Built from a combination of field recordings, modular synthesis, and hardware-based experimentation, Field Notes explores the relationship between memory and place. Fragments of found sound drift through evolving compositions, where analog circuitry, digital instruments, and Eurorack systems are used less as tools of precision and more as instruments of discovery. 

The album was mixed collaboratively by Dan and Dennis White (Thermal Audio) during the depths of winter, with Dennis adding a subtle layer of additional production throughout and co-writing The Dip. For listeners familiar with Quiet Places on ASIP, Dennis's presence will already be well known; his touch here provides another thread connecting Field Notes to the wider ASIP family.

Voices appear briefly and disappear again, landscapes emerge from abstraction, and melodies surface just long enough to leave an impression before dissolving back into texture. Particular thanks go to poet Grayson Wayne, whose words feature within Sea Glass.
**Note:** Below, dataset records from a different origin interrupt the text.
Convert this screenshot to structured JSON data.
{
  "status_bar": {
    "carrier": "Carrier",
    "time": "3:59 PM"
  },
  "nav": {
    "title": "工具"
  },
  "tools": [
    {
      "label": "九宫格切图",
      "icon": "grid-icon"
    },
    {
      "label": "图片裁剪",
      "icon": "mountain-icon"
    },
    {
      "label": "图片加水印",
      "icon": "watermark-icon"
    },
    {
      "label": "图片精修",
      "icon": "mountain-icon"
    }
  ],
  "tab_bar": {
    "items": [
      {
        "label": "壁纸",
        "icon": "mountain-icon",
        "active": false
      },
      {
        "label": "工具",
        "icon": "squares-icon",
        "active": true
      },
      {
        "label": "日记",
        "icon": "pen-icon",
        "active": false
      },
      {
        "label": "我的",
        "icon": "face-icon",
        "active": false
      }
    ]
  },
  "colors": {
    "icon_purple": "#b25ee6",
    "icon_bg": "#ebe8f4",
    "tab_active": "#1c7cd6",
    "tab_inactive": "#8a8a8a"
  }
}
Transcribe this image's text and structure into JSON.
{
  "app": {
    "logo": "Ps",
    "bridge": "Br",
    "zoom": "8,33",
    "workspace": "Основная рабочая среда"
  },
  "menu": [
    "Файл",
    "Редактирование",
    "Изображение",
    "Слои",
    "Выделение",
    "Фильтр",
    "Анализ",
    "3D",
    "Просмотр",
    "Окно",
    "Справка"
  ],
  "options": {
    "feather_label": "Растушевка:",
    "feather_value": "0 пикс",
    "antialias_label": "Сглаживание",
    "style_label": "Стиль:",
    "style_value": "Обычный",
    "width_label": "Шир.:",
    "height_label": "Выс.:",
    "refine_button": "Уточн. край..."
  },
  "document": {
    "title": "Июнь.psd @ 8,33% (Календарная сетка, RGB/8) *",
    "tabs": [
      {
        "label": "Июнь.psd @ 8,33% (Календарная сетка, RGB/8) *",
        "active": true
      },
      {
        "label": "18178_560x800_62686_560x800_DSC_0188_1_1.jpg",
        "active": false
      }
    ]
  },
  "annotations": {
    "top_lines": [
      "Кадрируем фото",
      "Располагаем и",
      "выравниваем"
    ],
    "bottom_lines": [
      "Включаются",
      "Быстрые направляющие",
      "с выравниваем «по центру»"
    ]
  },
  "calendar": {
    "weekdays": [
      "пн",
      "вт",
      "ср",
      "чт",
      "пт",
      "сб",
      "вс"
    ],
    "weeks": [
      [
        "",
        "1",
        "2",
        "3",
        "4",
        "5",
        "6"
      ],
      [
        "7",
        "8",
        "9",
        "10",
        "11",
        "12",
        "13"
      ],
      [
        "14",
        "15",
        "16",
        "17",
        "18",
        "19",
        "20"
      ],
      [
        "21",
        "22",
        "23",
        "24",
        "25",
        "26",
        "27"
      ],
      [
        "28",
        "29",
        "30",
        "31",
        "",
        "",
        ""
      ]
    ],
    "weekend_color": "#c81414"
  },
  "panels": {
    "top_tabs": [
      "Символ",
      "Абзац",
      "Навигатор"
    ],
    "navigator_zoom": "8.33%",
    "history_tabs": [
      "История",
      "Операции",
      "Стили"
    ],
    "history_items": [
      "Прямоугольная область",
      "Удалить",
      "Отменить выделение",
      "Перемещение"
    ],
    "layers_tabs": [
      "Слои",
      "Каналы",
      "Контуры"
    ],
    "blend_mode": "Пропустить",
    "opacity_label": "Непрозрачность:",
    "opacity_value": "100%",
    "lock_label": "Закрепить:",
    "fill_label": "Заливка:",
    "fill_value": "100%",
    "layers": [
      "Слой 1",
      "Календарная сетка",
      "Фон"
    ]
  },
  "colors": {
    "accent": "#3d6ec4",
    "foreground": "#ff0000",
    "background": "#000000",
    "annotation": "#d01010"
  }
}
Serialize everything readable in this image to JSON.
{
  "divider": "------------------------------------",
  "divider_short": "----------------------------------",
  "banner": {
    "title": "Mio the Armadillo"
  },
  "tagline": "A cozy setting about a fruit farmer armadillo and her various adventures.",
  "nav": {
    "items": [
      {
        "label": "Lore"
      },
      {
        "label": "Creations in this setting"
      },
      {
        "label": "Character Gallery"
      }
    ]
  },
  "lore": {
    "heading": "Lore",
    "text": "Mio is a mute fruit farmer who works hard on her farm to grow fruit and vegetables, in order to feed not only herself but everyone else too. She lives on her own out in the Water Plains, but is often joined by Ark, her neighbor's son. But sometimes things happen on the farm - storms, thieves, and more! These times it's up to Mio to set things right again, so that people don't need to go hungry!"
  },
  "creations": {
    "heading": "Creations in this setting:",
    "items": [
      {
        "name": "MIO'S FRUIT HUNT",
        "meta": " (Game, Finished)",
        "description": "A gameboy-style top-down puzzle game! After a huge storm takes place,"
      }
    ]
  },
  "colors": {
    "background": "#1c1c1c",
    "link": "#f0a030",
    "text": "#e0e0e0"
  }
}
Perhaps what makes Field Notes feel especially meaningful is the path it took to arrive here. For a brief period, Dan lived directly beneath label founder Ryan (ASIP) back in England, and while neither could have known where their respective musical journeys would lead, it's hard not to appreciate the small chain of coincidences that eventually brought this release into the world.

Buy on Bandcamp (Limited time Name Your Price until June 26th)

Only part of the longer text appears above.